Abdulkarim Jomeiri, a member of parliament for Bushehr, told IRNA that "the distance between the earthquake focal point and the Bushehr nuclear power plant was about 80 km and, on the basis of the latest information, there has been no damage to the power plant."
The Russian company that built the nuclear power station, 18 km (11 miles) south of Bushehr, said the plant was unaffected.
"The earthquake in no way affected the normal situation at the reactor. Personnel continue to work in the normal regime and radiation levels are fully within the norm," Russian state news agency RIA quoted an official at Atomstroyexport as saying.
One Bushehr resident said her home and the homes of her neighbours were shaken by the quake but not damaged.
"We could clearly feel the earthquake," said Nikoo, who asked to be identified only by her first name. "The windows and chandeliers all shook."

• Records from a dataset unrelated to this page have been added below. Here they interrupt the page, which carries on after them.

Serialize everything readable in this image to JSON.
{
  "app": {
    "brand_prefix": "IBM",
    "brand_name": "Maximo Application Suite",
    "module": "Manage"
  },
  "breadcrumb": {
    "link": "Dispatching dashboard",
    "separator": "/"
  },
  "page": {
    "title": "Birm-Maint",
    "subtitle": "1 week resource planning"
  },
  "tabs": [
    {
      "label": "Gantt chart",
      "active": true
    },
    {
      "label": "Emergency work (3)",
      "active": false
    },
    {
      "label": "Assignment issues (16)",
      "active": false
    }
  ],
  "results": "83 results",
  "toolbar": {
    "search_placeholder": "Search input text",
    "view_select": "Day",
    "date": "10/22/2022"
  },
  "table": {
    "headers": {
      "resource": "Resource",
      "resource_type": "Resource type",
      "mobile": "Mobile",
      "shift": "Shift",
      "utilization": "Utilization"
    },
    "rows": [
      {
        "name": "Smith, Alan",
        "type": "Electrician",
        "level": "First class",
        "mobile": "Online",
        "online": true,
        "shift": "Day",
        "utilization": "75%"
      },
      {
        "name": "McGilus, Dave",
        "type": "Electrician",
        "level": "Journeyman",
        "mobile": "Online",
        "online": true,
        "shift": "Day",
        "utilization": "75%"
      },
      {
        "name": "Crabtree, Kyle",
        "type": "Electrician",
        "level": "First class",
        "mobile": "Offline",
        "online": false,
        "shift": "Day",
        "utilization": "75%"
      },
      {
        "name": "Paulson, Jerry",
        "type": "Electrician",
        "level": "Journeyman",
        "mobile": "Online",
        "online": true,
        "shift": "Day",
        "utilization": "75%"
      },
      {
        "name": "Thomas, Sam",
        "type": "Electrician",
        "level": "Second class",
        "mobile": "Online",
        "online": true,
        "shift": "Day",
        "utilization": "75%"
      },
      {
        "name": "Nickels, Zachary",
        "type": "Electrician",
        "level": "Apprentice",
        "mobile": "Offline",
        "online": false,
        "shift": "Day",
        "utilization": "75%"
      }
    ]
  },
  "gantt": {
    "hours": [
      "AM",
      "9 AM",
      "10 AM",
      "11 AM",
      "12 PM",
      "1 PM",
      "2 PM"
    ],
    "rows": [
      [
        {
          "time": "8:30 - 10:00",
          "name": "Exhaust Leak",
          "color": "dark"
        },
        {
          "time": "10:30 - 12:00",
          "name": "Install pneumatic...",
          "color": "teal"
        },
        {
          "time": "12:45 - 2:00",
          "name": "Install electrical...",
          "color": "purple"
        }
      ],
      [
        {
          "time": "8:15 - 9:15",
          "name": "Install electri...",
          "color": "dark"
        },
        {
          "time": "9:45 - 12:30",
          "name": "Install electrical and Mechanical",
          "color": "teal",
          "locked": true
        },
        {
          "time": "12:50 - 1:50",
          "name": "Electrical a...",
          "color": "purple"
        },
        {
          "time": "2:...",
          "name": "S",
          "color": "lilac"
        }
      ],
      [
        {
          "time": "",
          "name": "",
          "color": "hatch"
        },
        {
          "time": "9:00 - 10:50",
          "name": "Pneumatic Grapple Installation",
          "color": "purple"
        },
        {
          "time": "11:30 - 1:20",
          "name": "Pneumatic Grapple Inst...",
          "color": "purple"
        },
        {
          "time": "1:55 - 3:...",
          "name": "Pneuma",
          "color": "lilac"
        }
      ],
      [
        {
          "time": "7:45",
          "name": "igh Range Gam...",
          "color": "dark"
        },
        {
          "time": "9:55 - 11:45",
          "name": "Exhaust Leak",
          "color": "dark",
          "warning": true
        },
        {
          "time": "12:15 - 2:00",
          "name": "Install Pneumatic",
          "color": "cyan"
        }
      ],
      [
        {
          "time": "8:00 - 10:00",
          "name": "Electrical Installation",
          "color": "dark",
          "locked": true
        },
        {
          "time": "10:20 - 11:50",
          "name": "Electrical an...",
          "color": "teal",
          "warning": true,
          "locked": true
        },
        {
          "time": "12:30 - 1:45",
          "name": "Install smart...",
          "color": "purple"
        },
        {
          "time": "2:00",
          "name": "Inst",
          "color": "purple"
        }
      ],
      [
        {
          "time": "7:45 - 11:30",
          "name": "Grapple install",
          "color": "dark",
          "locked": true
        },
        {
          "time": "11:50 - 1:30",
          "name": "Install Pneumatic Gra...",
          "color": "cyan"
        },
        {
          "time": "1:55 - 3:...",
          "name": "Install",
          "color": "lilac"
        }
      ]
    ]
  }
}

Tuesday's quake was much smaller than the 9.0 magnitude one that hit Japan two years ago, triggering a tsunami that destroyed back-up generators and disabled the Fukushima nuclear plant's cooling system. Three of the reactors melted down.
Iran is the only country operating a nuclear power plant that does not belong to the Convention on Nuclear Safety, negotiated after the 1986 nuclear disaster in Chernobyl which contaminated wide areas and forced about 160,000 Ukrainians from their homes.
Western officials and the United Nations have urged Iran to join the safety forum.
Tehran has repeatedly rejected safety concerns about Bushehr - built in a highly seismic area - that began operations in September 2011 after decades of delays.
Iran sits on major fault lines and has suffered several devastating earthquakes in recent years, including a 6.6 magnitude quake in 2003 which flattened the southeastern city of Bam and killed more than 25,000 people. In August more than 300 people were killed when two quakes struck the north west.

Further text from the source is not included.